There has been a long-standing relationship between the Olympics and the Parisian transportation system, which will be essential to the 2024 Games. As a part of the World Exhibition that the French capital held that year, the city’s first Metro service, Line 1, which runs from Porte Maillot in the west to Porte de Vincennes in the east, was inaugurated during the 1900 Paris Olympics.
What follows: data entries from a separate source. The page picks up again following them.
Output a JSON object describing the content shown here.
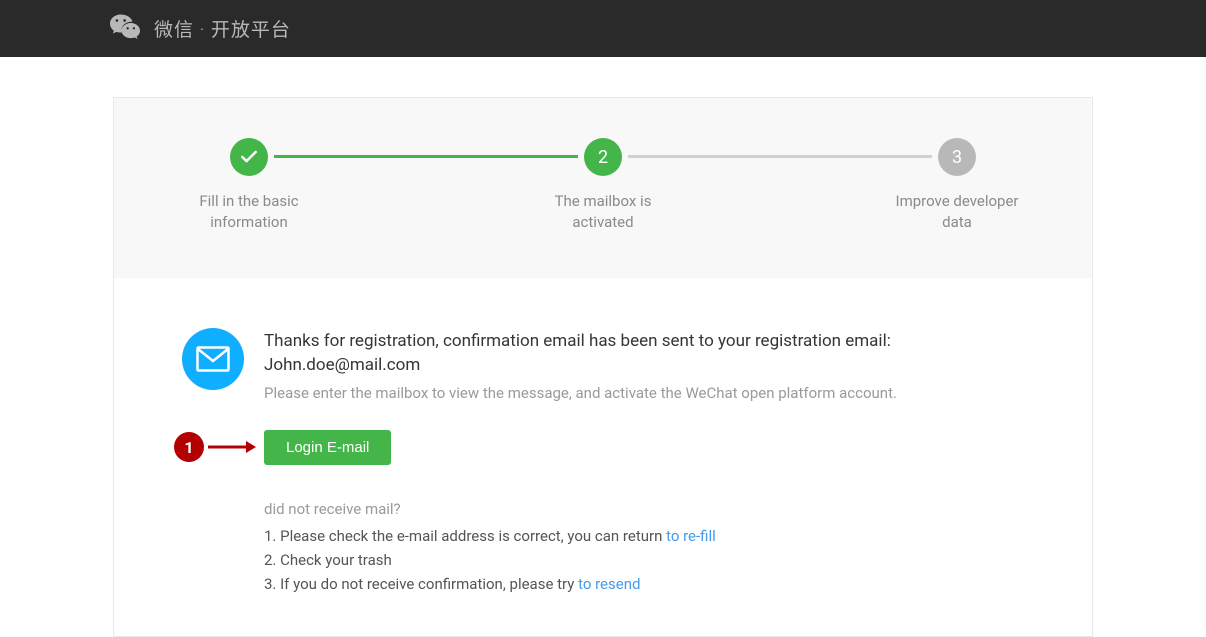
{
  "header": {
    "title": "微信 · 开放平台"
  },
  "steps": {
    "step1": {
      "label": "Fill in the basic information"
    },
    "step2": {
      "number": "2",
      "label": "The mailbox is activated"
    },
    "step3": {
      "number": "3",
      "label": "Improve developer data"
    }
  },
  "confirmation": {
    "title": "Thanks for registration, confirmation email has been sent to your registration email: John.doe@mail.com",
    "subtitle": "Please enter the mailbox to view the message, and activate the WeChat open platform account."
  },
  "login_button_label": "Login E-mail",
  "help": {
    "title": "did not receive mail?",
    "line1_prefix": "1. Please check the e-mail address is correct, you can return ",
    "line1_link": "to re-fill",
    "line2": "2. Check your trash",
    "line3_prefix": "3. If you do not receive confirmation, please try ",
    "line3_link": "to resend"
  },
  "annotation": {
    "number": "1"
  }
}
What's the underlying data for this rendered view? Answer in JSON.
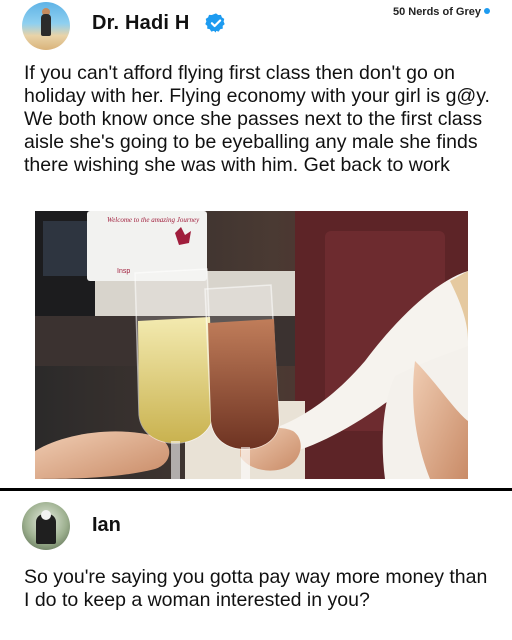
{
  "post": {
    "author": "Dr. Hadi H",
    "verified_icon": "verified-badge-icon",
    "watermark": "50 Nerds of Grey",
    "text": "If you can't afford flying first class then don't go on holiday with her. Flying economy with your girl is g@y. We both know once she passes next to the first class aisle she's going to be eyeballing any male she finds there wishing she was with him. Get back to work",
    "photo_card_text": "Welcome to the amazing Journey",
    "photo_card_subtext": "Insp"
  },
  "reply": {
    "author": "Ian",
    "text": "So you're saying you gotta pay way more money than I do to keep a woman interested in you?"
  },
  "colors": {
    "verified": "#1d9bf0",
    "divider": "#000000",
    "text": "#111111"
  }
}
Public transportation is anticipated to take the stage again the following year. To assist the Olympics achieve its goal of reducing its carbon footprint compared to past editions, organizers are banking on spectators to heavily rely on the extensive network of Metro lines, suburban trains, buses, and other forms of transportation in the Paris region. Some of the transit commitments made by the organizers were broken. They decided to forego its promise that ticketed spectators would receive free public transportation to competition locations across Paris in order to save themselves an estimated 44.7 million euros ($50 million). 

They promised guests a fast train that would take them in 20 minutes from Charles de Gaulle International Airport in Paris to the city center, but it won’t be ready until 2027.